6) a step analyzing reactivity between the target analyte sample and the receptor molecule sample using the absorbance change difference or maximum absorption wavelength difference obtained in Step 5).

17. The method of claim 16, wherein the cartridge fits into the sample cuvette holder of the equipment used for measuring transmittance of visible light.

18. The method of claim 16, wherein the absorbance measurement utilizes the equipment capable of measuring transmittance of visible light.

19. The method of claim 16, wherein the substrate of the stated measurement part is an optically transparent polymeric material selected from the group consisting of polyethylene terephthalate (PET), poly(methyl methacylate) (PMMA), polystyrene (PS), polycarbonate (PC), cyclic olefin copolymer (COC) and combinations thereof.

20. The method of claim 16, wherein the stated target analyte sample comprises blood, saliva, noseblood, tear, excrement, tissue extract or cell culture medium.

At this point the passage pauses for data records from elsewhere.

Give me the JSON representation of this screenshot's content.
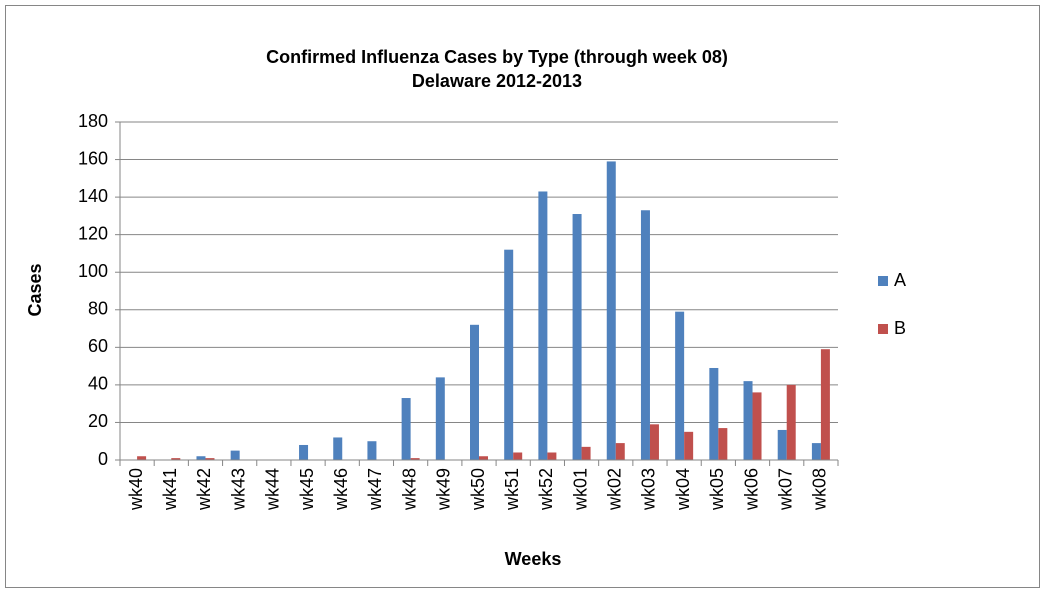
{
  "chart_data": {
    "type": "bar",
    "title": "Confirmed Influenza Cases by Type (through week 08)",
    "subtitle": "Delaware 2012-2013",
    "x_label": "Weeks",
    "y_label": "Cases",
    "categories": [
      "wk40",
      "wk41",
      "wk42",
      "wk43",
      "wk44",
      "wk45",
      "wk46",
      "wk47",
      "wk48",
      "wk49",
      "wk50",
      "wk51",
      "wk52",
      "wk01",
      "wk02",
      "wk03",
      "wk04",
      "wk05",
      "wk06",
      "wk07",
      "wk08"
    ],
    "series": [
      {
        "name": "A",
        "color": "#4f81bd",
        "values": [
          0,
          0,
          2,
          5,
          0,
          8,
          12,
          10,
          33,
          44,
          72,
          112,
          143,
          131,
          159,
          133,
          79,
          49,
          42,
          16,
          9
        ]
      },
      {
        "name": "B",
        "color": "#c0504d",
        "values": [
          2,
          1,
          1,
          0,
          0,
          0,
          0,
          0,
          1,
          0,
          2,
          4,
          4,
          7,
          9,
          19,
          15,
          17,
          36,
          40,
          59
        ]
      }
    ],
    "ylim": [
      0,
      180
    ],
    "yticks": [
      0,
      20,
      40,
      60,
      80,
      100,
      120,
      140,
      160,
      180
    ],
    "grid": true,
    "legend": "right"
  }
}
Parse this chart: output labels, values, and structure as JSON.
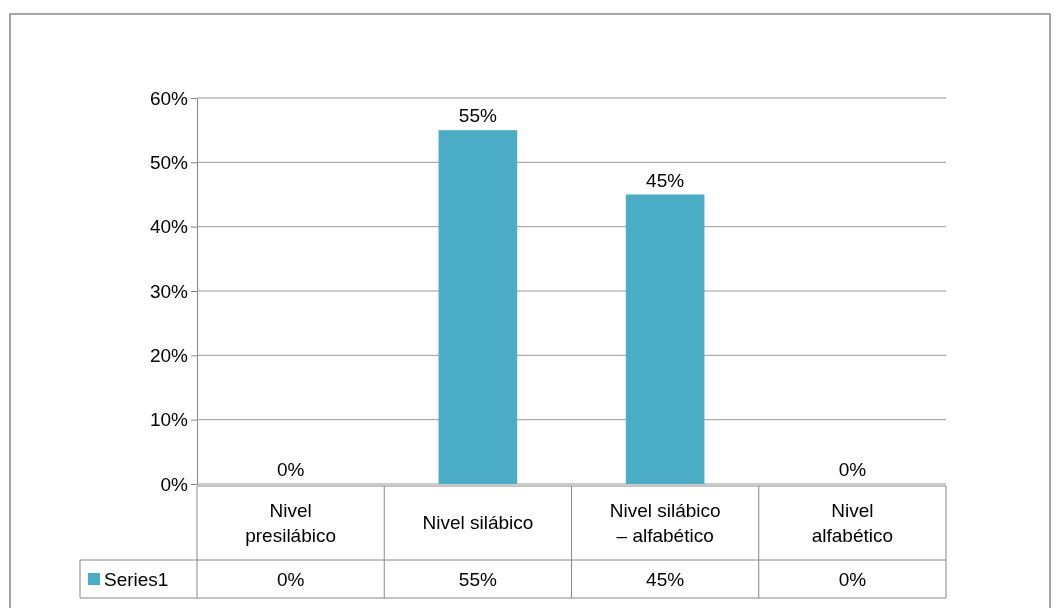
{
  "chart_data": {
    "type": "bar",
    "categories": [
      "Nivel presilábico",
      "Nivel silábico",
      "Nivel silábico – alfabético",
      "Nivel alfabético"
    ],
    "series": [
      {
        "name": "Series1",
        "color": "#4bacc6",
        "values": [
          0,
          55,
          45,
          0
        ],
        "value_labels": [
          "0%",
          "55%",
          "45%",
          "0%"
        ]
      }
    ],
    "ylim": [
      0,
      60
    ],
    "yticks": [
      {
        "value": 0,
        "label": "0%"
      },
      {
        "value": 10,
        "label": "10%"
      },
      {
        "value": 20,
        "label": "20%"
      },
      {
        "value": 30,
        "label": "30%"
      },
      {
        "value": 40,
        "label": "40%"
      },
      {
        "value": 50,
        "label": "50%"
      },
      {
        "value": 60,
        "label": "60%"
      }
    ],
    "grid": "y",
    "legend": "bottom"
  }
}
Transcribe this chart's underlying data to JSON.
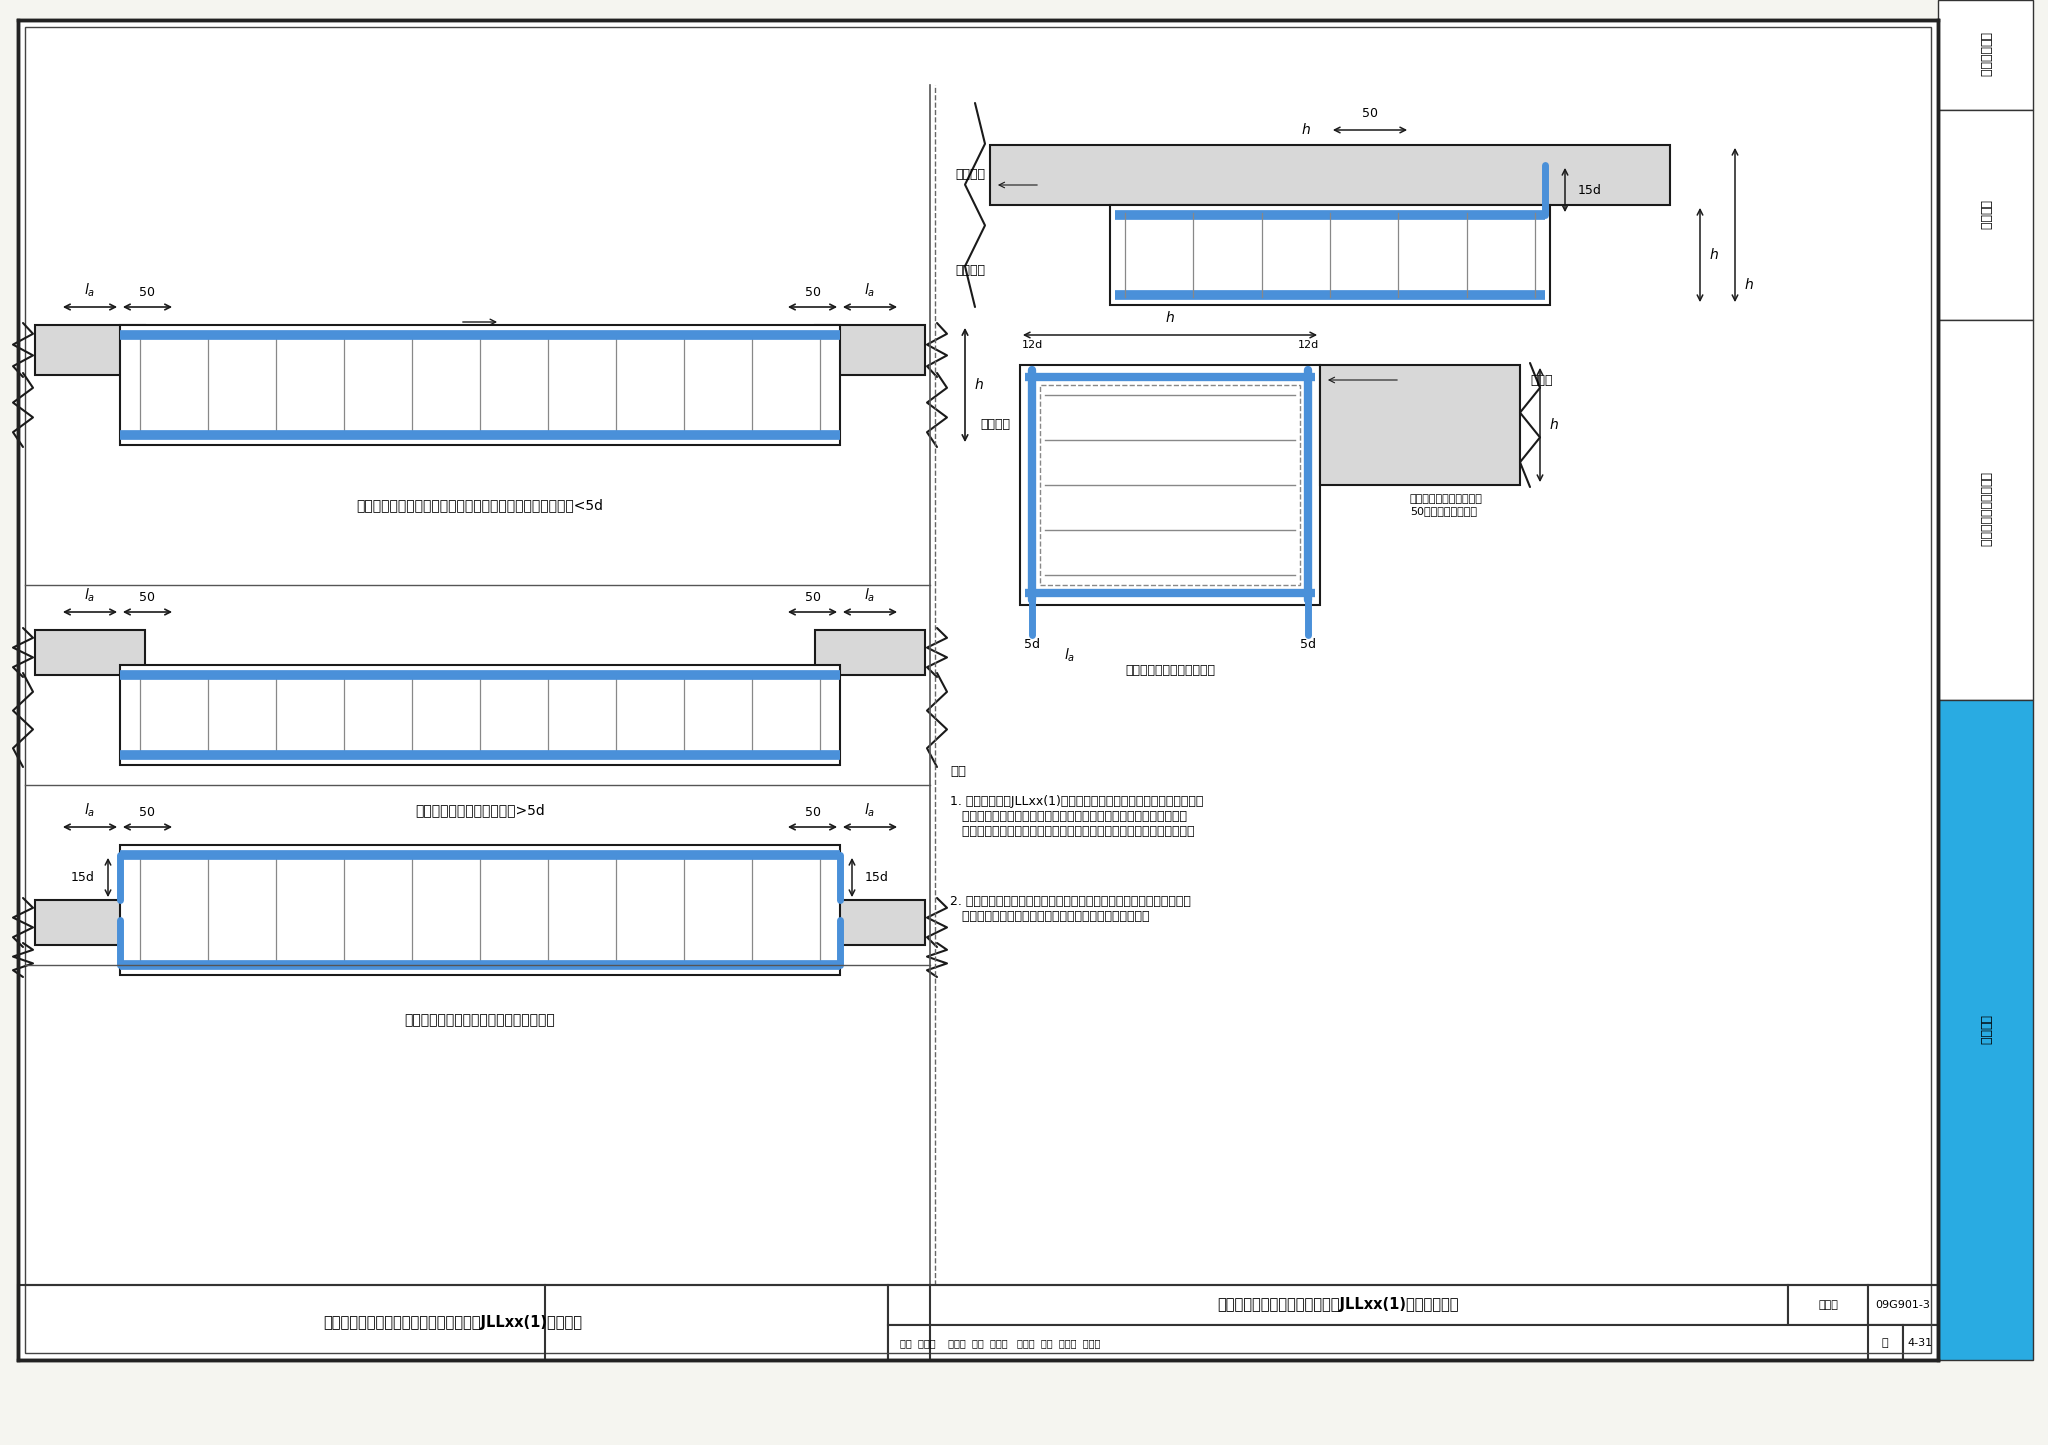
{
  "title_left": "从基础边缘开始进行锚固的单跨基础连梁JLLxx(1)钢筋构造",
  "title_right": "单跨且无外伸或悬挑的基础连梁JLLxx(1)钢筋排布构造",
  "atlas_number": "09G901-3",
  "page": "4-31",
  "label_tushu": "图集号",
  "label_page": "页",
  "caption1": "基础连梁顶面与基础顶面一平或基础连梁顶面低于基础顶面<5d",
  "caption2": "基础连梁顶面低于基础顶面>5d",
  "caption3": "基础连梁顶面高于但梁底面低于基础顶面",
  "caption_right1": "杯口顶面",
  "caption_right2": "杯口侧壁",
  "caption_right3": "基础梁",
  "caption_right4": "杯口顶面",
  "caption_right5": "基础连梁底面高于基础顶面",
  "note_title": "注：",
  "note1": "1. 单跨基础连梁JLLxx(1)的锚固支座，可为普通独立基础、杯口独立\n   基础、条形基础、桩基独立承台、承台梁以及大直径挖孔桩顶等。当\n   单跨基础连梁的左右支座不同时，应根据具体情况交叉采用本图构造。",
  "note2": "2. 当具体设计注明单跨基础连梁的纵向钢筋锚固到框架柱截面投影范围\n   时，应按本图集中多跨基础连梁端支座的钢筋排布构造。",
  "sidebar_texts": [
    "一般构造要求",
    "筏形基础",
    "箱形基础和地下室结构",
    "桩基承台"
  ],
  "bg_color": "#f5f5f0",
  "main_bg": "#ffffff",
  "blue_fill": "#4a90d9",
  "steel_blue": "#5b9bd5",
  "dim_color": "#222222",
  "line_color": "#1a1a1a",
  "sidebar_blue": "#29abe2"
}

21. The method of claim 16, wherein the stated target analyte sample comprises antibody, antigen, protein, DNA, RNA, PNA and combinations thereof.

22. The method of claim 16, wherein the stated receptor molecule sample comprises low molecular weight compounds, antibody, antigen, protein, DNA, RNA, PNA and combinations thereof.

23. The method of claim 16, wherein the LSPR-active materials of the stated measurement part comprise metal nanoparticles.

24. The method of claim 23, wherein metal nanoparticles are gold, silver, copper, nickel and combinations thereof.

25. The method of claim 16, wherein Step 1) comprises an additional step of measuring absorbance of the cartridge before introducing the target analyte sample.

26. The method of claim 16, wherein in any one step between the Steps 1) and 6) the method comprises the cartridge with two measurement windows comprising additional measurement windows of the 1st measurement window and the 2nd measurement window; the stated 1st measurement window is a high contrast part (CH) of the materials which are immobilized on the thin film layer and whose effective refractive index (RH) is higher than that of the target analyte or the receptor molecule, the stated 2nd measurement window is a low contrast part (CL) of the materials which are immobilized on the thin film layer and whose effective refractive index (RL) is lower than that of the target analyte or the receptor molecule; an absorbance (A3) or maximum absorption wavelength (λ3) of the high contrast part and an absorbance (A4) or maximum absorption wavelength (λ4) of the low contrast part are measured; a correction factor (CF) is measured as a ratio of an absorbance difference (A3-A4) or maximum absorption wavelength difference (λ3-λ4) to an effective refractive index change (RH-RL) calculated using already-known RH and RL values.

27. The method of claim 26, wherein a quantitative analysis of reactivity between the target analyte and the receptor molecule is made through calculation using the measured correction factor (CF) value and the absorbance change (A2) measured in the stated Step 4.